🤖 AI Summary
African languages—representing a significant portion of the world’s linguistic diversity—are severely underrepresented in multimodal AI, particularly in image captioning, due to scarce annotated data and limited model support.
Method: This work introduces the first large-scale vision-to-language framework for 20 African languages. It constructs a semantically aligned, high-quality multilingual image-caption dataset; designs a dynamic quality assurance pipeline integrating context-aware translation, model ensembling (SigLIP + NLLB-200), and adaptive token replacement; and develops a unified, 0.5B-parameter vision-to-text architecture optimized for low-resource settings.

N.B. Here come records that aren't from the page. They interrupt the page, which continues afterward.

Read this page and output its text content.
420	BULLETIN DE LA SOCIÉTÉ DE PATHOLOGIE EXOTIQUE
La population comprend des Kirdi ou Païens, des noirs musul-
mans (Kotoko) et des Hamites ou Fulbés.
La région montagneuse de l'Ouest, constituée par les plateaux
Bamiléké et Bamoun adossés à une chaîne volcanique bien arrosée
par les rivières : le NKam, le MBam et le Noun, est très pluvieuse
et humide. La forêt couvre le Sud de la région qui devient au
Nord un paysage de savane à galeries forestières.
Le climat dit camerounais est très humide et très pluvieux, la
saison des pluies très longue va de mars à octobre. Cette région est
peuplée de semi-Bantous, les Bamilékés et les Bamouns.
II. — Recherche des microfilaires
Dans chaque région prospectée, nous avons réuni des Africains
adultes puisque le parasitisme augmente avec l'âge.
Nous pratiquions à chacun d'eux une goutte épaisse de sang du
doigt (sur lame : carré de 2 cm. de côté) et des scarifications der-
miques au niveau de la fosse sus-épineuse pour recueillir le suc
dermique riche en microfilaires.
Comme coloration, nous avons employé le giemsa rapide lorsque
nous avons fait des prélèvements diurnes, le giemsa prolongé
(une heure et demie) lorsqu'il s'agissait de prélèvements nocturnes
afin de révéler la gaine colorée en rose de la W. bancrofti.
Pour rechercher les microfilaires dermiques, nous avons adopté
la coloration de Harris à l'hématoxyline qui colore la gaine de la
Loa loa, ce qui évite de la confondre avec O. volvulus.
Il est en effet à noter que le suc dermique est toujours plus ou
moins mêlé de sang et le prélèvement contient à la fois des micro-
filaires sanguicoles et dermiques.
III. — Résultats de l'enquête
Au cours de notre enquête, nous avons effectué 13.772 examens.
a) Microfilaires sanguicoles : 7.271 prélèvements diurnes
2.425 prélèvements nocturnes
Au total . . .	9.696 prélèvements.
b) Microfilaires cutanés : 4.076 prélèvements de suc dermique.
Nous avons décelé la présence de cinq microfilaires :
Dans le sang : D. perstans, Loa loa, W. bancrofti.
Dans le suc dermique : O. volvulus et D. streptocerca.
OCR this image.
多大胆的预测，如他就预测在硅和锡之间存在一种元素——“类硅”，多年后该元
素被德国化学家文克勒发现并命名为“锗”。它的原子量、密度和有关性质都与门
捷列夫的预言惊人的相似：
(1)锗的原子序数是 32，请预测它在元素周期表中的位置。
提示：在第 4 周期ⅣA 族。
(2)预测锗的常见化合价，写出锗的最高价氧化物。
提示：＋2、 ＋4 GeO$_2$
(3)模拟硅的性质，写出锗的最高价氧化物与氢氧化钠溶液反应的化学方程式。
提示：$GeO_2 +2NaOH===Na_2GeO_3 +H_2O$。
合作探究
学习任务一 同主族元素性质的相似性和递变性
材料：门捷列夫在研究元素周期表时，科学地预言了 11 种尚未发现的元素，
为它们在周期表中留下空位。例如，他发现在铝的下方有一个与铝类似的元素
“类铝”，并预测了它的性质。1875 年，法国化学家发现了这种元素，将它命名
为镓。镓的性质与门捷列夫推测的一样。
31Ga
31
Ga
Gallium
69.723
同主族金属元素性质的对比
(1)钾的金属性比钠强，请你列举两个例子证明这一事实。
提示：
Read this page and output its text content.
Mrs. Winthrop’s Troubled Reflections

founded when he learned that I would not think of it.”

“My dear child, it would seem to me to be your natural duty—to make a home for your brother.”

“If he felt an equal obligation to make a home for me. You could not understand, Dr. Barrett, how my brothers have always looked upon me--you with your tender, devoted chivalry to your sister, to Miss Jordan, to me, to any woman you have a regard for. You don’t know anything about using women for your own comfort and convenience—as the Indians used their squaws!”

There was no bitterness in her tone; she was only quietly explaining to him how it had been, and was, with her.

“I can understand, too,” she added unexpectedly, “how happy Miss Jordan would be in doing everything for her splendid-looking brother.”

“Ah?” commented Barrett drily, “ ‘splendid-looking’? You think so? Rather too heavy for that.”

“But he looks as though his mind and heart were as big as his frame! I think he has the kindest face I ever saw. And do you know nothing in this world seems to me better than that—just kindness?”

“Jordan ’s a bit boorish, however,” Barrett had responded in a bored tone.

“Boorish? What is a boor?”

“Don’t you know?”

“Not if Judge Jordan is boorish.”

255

Contribution/Results: We release the first open-source, African-language–focused image captioning dataset and corresponding pre-trained models. Our framework establishes a new multilingual generation paradigm that balances accuracy and scalability, achieving substantial performance gains on cross-modal tasks for low-resource languages. This advances inclusive, equitable multimodal AI development and sets a foundation for future research in under-resourced language modalities.
📝 Abstract
Multimodal AI research has overwhelmingly focused on high-resource languages, hindering the democratization of advancements in the field. To address this, we present AfriCaption, a comprehensive framework for multilingual image captioning in 20 African languages and our contributions are threefold: (i) a curated dataset built on Flickr8k, featuring semantically aligned captions generated via a context-aware selection and translation process; (ii) a dynamic, context-preserving pipeline that ensures ongoing quality through model ensembling and adaptive substitution; and (iii) the AfriCaption model, a 0.5B parameter vision-to-text architecture that integrates SigLIP and NLLB200 for caption generation across under-represented languages. This unified framework ensures ongoing data quality and establishes the first scalable image-captioning resource for under-represented African languages, laying the groundwork for truly inclusive multimodal AI.